I forget how long this one lasted until she met another man which ended the third marriage. She and the new man were still married to their respective spouses when they started dating. She communicated that they believed they were meant for each other. Both soon filed for divorce. This young person of 28 years sure looked like a “love them and leave them” kind of girl.
We were saddened to hear that she had just decided to move on from her 3 marriages in 10 years. We never spoke about the details of her relationships. At this point there is no opportunity to talk about what she was feeling during that ten year span of her life. Life no rewinds or do overs. It would be nice if that was the case.
My wife and I met the fourth fiance only once. The conversation went something like “This was it, he was the one.” She had decided that she wanted to have children before she was 30, so the clock was ticking.
It was not long before I received an email in which the subject line said Dear Dad.
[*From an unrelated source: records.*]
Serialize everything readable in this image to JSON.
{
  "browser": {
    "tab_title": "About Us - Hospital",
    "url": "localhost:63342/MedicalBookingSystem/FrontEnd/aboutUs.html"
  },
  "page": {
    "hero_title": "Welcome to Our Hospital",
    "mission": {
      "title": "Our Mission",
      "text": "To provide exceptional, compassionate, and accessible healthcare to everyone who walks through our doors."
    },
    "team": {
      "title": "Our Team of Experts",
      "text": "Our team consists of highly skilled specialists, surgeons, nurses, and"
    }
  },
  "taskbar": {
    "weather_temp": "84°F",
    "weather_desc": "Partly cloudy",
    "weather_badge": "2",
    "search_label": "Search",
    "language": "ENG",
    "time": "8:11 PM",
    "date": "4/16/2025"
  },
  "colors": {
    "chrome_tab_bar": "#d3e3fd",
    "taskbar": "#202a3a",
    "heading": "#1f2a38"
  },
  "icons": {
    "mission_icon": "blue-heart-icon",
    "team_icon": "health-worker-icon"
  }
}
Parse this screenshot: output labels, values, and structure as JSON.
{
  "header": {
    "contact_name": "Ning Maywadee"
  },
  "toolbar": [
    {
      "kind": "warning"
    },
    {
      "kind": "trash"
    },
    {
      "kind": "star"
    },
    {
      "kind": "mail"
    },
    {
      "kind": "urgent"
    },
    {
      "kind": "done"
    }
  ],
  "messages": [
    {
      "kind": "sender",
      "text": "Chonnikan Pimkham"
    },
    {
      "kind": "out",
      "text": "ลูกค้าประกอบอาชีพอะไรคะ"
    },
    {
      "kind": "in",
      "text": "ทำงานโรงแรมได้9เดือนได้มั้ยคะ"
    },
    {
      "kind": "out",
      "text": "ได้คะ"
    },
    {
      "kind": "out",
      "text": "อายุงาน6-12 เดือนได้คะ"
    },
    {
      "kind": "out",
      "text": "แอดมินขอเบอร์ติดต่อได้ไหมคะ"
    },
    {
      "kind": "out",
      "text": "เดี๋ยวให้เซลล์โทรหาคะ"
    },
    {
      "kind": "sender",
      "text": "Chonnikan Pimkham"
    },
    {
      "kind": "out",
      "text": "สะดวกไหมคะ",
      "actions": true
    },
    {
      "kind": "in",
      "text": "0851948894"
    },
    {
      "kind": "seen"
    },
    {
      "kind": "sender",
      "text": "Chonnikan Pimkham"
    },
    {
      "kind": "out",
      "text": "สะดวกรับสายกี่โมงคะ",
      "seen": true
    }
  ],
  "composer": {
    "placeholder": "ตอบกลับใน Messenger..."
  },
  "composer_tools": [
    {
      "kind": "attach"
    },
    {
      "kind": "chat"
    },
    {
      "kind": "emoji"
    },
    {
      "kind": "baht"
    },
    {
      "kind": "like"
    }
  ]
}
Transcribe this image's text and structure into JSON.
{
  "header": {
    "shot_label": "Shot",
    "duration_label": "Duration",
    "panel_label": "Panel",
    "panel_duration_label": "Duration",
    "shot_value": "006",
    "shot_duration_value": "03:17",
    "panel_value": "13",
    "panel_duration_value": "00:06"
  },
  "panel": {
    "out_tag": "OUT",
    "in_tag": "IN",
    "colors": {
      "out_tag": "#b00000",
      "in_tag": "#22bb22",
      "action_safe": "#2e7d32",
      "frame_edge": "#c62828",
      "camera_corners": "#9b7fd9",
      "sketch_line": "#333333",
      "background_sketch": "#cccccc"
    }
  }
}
The letter suggests that I was the worst Dad, and she, her husband, and future children did not want to have any further contact with me.
It was a horrible time for me for many months. I had a different view and how much effort and energy I had put into raising her and supporting her dream of pursuing her career.
One year later I wrote a response letter and said that I would honor her wishes. It has been 19 years since I received that shocking letter. I have learned that over the years she has three children and remains married to this date. I’m glad that she is still married and seems happy with her life.
There was no invitation to the marriage. I have had no contact with her, her husband, or any of the three children she has today.
I felt that it is in my best interest to not interfere or pursue contact with her or her children. I have no desire to re-establish contact with her.
If any of her children come of age and reach out, I will share with them any information about their mother they wish to know.
Next year it will be twenty years ago that I received the letter, I was 48 then, and oddly enough she will be 48 next year too.
Any Dad would be in tears because you miss your child, and grandchildren. You miss seeing them going up, the family gatherings, the first times they accomplish so many things in life.
And We survive
My wife and I will be married 30 years later this year. We are hoping for another 30 or more years into the future.
I love and trust my wife. I know she loves and trusts me.
We both are operating with the same rule book. And the rules have not changed in 29 years.
If you are patient, life can be fair, we just have to wait for it. I did.